Not done with conflict, Peter became editor of Studio International in 1965, the venerable journal which under Peter's inspired editorship became one of the world's most influential art magazines. A rich, misguided individual acquired and sank the journal from under him in the 1975. Undaunted, Townsend founded Art Monthly (UK) a year later, editing it for ten years. Not least among its accomplishments, it was the first magazine to identify the YBA phenomenon – paradoxically, while also providing a platform to the young Peter Fuller.
So how and why Australia? I believe it to be a matter of pure serendipity.
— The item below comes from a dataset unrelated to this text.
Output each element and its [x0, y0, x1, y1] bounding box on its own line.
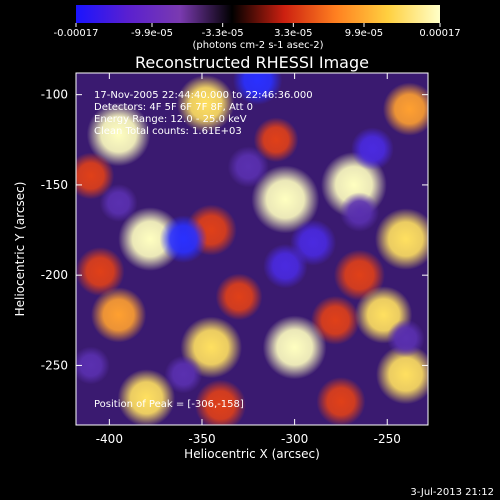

Bert Flugelman met Peter in London and commended his attention to Stephanie Britton, editor of the fledgling Artlink, c. 1982. Stephanie set up an Australian lecture tour. I snaffled Peter for a conference I helped organise for the Art Museums Association of Australia, 'Art Museums and Big Business', at the National Gallery, Canberra, in 1983 (Peter's paper appeared in the subsequent, eponymous publication).
Townsend met Jacqueline Macnaughtan, to become a significant other in his life, at a conference function. Jacqueline was a conservator at the National Gallery. Her support and connections were pivotal to Peter's Australian ventures. All of this led to his starting Art Monthly Australia in 1987a success story looking forward to its 200th issue.
Peter continued as AMA's editor until 1993, when he returned to live in London. His philosophy for the magazine, as with its UK counterpart, was for lively, topical and accessible writing, with an emphasis on the contemporary but also on thoughtful reexamination of the past. He had an instinctive feel for what was important, initiating, for example, regular coverage of Indigenous and Asian art. He was also distinctly mischievous in his editorial ethos, lending the magazine a certain piquancy.
I first met Peter in London in the mid 1970s. He was still the chair of the body which ran the AIR Gallery and SPACE Studios – initiated at St Katherine's Dock by Peter Sedgley and Bridget Riley in 1968 – an indicator of his closeness to the contemporary art scene. We visited London galleries together, me young and green, Peter looking every inch of the vigorous drinker he used to be & tall and leonine, he evinced a sort of ruined majesty, with his mane of silver hair. He was treated with enormous respect, even though his clothes were dishevelled and he used a plastic bag as a briefcase.
Peter Townsend was famously sociable, presiding with observant reticence over regular salons in London pubs like The Three Greyhounds in Greek St or Mulligan's in Cork St. He was also, I believe, a person with a deep, existential need to be alone, not to be tied down. It was as if he had looked into humanity's dark heart and decided, all obligations and necessary courtesies aside, that it was better to be a moving target than a sitting duck. But he was also charismatic. If he fixed you with his hooded eyes and asked you to write for him, you were done for. You could see how he conjured magazines out of thin air.
I did not know him well, yet regarded him, in a distant way, as a mentor, even a father figure. I feel quite sure I am not alone in this, a fact which might have surprised this elusive, exceptional man.